Monday and Tuesday saw outages in various suburbs with technicians tending to cable faults. When no feedback was given to the residents on the progress of their fault repairs after hours without power on Tuesday, Ward Councillor Chrizelle Dreyer and PR Councillor André Moss, contacted the control room after failing on numerous attempts to reach any of the electrical department’s management on any of their listed numbers.

When the control room could not be reached on the landline, the councillors contacted the technicians on their listed numbers who then informed them that there were not enough vehicles for them to tend to all the faults in some of the areas. Some residents were told the same when they too contacted the technicians.

Reportedly one of the vehicles was in the Politsi area, one vehicle was in the Letsitele area, another vehicle was in Tzaneen town whilst another was tending to a fault in Lushof. The technicians also claimed that there were vehicles parked at a local car dealership service department, which had already been serviced, but not delivered due to payment not having been made.

This meant that of the seven vehicles available to the technical team, only four were in operation.

Councillor Dreyer then drove to the GTM offices to speak to the acting municipal manager Alec Nkuna. Nkuna was not available, but his secretary contacted Sam Lelope, the director of electrical engineering services who then called Dreyer a short while later.

Lelope denied that there were not enough vehicles for his technicians and said that it was merely a rumour that two vehicles were awaiting payment at a local workshop. He said that there were seven working vehicles available for his team to do their work. He agreed that communication between the control room and the community members was lacking and that they would have to find an easier way to improve communication between the GTM and their clients.

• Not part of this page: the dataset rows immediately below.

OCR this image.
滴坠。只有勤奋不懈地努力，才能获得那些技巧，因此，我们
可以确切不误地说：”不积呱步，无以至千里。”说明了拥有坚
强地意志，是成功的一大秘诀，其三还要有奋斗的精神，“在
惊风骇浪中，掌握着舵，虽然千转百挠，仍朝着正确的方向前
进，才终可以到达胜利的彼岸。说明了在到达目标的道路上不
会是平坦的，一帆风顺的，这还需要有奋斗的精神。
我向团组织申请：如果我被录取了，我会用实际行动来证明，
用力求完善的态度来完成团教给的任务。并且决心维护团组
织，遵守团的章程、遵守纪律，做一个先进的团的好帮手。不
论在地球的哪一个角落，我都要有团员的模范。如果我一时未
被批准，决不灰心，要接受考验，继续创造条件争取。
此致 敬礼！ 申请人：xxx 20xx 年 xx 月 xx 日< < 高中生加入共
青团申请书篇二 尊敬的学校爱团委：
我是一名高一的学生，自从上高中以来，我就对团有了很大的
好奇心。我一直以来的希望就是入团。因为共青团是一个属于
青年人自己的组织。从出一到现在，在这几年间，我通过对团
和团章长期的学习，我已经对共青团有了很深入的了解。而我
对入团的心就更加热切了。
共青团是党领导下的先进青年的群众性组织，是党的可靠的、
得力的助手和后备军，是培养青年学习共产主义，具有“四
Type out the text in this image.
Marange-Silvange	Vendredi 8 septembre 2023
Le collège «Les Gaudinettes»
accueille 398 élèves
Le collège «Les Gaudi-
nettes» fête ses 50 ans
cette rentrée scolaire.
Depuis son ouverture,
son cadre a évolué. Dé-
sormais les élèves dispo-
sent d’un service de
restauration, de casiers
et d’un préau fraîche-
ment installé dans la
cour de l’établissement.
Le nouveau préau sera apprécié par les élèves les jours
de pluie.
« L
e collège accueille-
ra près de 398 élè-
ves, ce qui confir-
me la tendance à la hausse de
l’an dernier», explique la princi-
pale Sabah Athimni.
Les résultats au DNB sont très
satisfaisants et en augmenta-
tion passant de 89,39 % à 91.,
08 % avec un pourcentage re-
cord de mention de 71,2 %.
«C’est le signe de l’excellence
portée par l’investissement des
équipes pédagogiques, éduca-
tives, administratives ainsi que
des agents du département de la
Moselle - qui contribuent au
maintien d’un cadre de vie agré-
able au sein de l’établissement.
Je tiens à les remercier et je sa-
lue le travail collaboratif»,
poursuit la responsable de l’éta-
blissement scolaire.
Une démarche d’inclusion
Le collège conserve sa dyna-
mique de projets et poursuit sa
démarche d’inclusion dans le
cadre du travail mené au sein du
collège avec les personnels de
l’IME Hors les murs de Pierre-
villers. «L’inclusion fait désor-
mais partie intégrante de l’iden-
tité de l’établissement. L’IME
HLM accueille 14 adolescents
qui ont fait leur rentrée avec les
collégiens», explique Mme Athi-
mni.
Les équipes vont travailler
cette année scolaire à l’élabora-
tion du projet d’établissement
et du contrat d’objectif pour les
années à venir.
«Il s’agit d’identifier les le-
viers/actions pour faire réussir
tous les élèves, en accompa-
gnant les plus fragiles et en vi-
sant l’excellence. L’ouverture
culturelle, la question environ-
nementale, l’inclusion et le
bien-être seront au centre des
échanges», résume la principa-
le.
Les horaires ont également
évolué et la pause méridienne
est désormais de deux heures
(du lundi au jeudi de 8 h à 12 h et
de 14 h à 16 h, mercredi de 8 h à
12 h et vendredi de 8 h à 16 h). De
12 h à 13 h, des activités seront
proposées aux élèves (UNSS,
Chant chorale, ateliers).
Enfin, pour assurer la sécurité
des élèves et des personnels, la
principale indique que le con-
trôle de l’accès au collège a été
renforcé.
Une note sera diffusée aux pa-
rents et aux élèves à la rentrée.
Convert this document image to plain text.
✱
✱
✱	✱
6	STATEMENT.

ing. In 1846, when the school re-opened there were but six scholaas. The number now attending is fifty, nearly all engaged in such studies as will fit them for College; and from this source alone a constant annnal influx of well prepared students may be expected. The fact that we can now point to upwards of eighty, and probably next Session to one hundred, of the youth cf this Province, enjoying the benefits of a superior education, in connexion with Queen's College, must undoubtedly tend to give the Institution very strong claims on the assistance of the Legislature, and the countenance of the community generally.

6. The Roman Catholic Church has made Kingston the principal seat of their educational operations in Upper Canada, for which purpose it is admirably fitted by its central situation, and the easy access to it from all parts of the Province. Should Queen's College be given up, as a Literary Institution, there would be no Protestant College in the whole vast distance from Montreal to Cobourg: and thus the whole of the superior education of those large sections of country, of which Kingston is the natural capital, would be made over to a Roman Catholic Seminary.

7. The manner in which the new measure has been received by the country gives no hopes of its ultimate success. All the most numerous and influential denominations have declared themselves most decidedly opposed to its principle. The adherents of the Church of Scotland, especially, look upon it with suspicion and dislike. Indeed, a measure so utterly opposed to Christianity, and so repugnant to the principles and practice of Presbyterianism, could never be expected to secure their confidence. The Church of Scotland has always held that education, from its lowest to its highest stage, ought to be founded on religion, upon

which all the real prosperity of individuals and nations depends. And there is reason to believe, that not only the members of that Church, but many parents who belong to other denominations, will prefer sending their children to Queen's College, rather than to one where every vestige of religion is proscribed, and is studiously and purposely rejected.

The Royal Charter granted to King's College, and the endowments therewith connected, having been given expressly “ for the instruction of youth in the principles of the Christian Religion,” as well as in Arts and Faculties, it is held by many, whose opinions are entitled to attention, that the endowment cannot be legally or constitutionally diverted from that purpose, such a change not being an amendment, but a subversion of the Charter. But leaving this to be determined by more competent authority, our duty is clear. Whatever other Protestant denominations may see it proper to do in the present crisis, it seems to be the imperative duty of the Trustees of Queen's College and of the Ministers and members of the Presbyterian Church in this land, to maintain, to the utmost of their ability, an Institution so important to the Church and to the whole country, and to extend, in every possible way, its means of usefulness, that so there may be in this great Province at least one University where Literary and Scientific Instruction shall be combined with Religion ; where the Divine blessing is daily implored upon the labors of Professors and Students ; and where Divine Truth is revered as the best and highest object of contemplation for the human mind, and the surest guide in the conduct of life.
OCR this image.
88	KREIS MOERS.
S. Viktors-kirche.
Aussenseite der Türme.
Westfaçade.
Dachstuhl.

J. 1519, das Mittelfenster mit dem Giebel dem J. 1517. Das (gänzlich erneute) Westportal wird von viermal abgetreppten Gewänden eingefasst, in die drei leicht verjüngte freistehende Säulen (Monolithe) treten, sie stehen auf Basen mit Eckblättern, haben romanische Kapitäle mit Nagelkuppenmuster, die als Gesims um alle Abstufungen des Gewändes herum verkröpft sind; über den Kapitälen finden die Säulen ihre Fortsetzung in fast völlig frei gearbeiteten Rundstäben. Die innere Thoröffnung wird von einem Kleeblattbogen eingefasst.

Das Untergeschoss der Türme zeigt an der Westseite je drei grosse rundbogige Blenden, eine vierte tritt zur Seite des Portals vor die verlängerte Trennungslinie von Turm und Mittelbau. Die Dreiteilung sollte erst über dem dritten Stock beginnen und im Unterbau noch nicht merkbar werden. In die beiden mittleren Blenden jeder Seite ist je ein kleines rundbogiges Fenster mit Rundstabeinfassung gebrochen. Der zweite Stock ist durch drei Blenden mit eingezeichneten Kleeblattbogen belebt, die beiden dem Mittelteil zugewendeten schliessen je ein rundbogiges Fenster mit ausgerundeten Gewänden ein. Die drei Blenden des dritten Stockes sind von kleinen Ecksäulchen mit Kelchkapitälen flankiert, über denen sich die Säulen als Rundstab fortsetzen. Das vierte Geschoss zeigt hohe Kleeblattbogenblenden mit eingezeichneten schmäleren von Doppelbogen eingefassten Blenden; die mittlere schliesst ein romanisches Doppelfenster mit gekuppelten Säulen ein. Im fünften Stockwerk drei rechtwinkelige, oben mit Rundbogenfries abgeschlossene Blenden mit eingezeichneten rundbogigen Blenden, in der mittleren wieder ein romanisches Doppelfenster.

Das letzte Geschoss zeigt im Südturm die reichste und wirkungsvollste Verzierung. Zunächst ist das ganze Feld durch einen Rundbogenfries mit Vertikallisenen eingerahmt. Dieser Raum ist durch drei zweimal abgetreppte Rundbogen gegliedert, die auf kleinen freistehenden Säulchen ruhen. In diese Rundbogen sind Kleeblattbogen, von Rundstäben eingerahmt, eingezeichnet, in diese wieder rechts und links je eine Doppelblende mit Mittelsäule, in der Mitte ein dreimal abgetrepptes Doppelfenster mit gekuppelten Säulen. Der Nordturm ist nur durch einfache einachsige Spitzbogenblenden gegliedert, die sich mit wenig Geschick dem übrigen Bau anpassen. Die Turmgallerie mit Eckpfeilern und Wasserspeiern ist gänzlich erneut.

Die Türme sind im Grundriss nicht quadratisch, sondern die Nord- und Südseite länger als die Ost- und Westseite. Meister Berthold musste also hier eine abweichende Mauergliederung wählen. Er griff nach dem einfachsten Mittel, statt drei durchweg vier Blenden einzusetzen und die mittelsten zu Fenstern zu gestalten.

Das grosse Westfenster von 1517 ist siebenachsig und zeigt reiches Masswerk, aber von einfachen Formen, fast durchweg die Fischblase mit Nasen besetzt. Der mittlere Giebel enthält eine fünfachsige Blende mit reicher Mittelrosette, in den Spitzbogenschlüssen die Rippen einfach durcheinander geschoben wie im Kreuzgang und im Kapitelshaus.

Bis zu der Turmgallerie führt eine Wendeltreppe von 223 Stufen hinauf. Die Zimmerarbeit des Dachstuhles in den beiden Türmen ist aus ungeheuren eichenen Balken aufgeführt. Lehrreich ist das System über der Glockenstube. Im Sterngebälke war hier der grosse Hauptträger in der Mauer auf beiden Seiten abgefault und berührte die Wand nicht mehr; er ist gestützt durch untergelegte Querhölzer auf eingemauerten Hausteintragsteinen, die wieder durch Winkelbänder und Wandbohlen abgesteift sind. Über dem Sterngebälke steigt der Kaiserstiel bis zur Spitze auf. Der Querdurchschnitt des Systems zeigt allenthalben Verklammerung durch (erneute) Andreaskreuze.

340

In the meantime, Bulletin sent an inquiry to the spokesperson of the GTM, Vutivi Makhubele. “There are two GTM vehicles at BB Motors, of which one awaits authorisation to be released by the service provider because the vehicle is still under warranty and the municipality is not liable for the payment,” she said in her response. “The other vehicle awaits an order which is currently being processed by finance, this is a supply chain procedure that the municipality is required to follow before affecting payments.”

Does this mean that the report Lelope claimed he was reading whilst speaking to the councillor was factually incorrect, or perhaps outdated? Or is the chief of the electrical department out of touch with what is truly going on in his department? Residents are hot under the collars because of his reluctance to engage them on any of the issues personally, and his refusal to become involved on any of the fault reporting groups.

Bulletin has on numerous occasions in the past attempted to interview Lelope, but each time we have been denied an interview and our questions are directed to the spokesperson.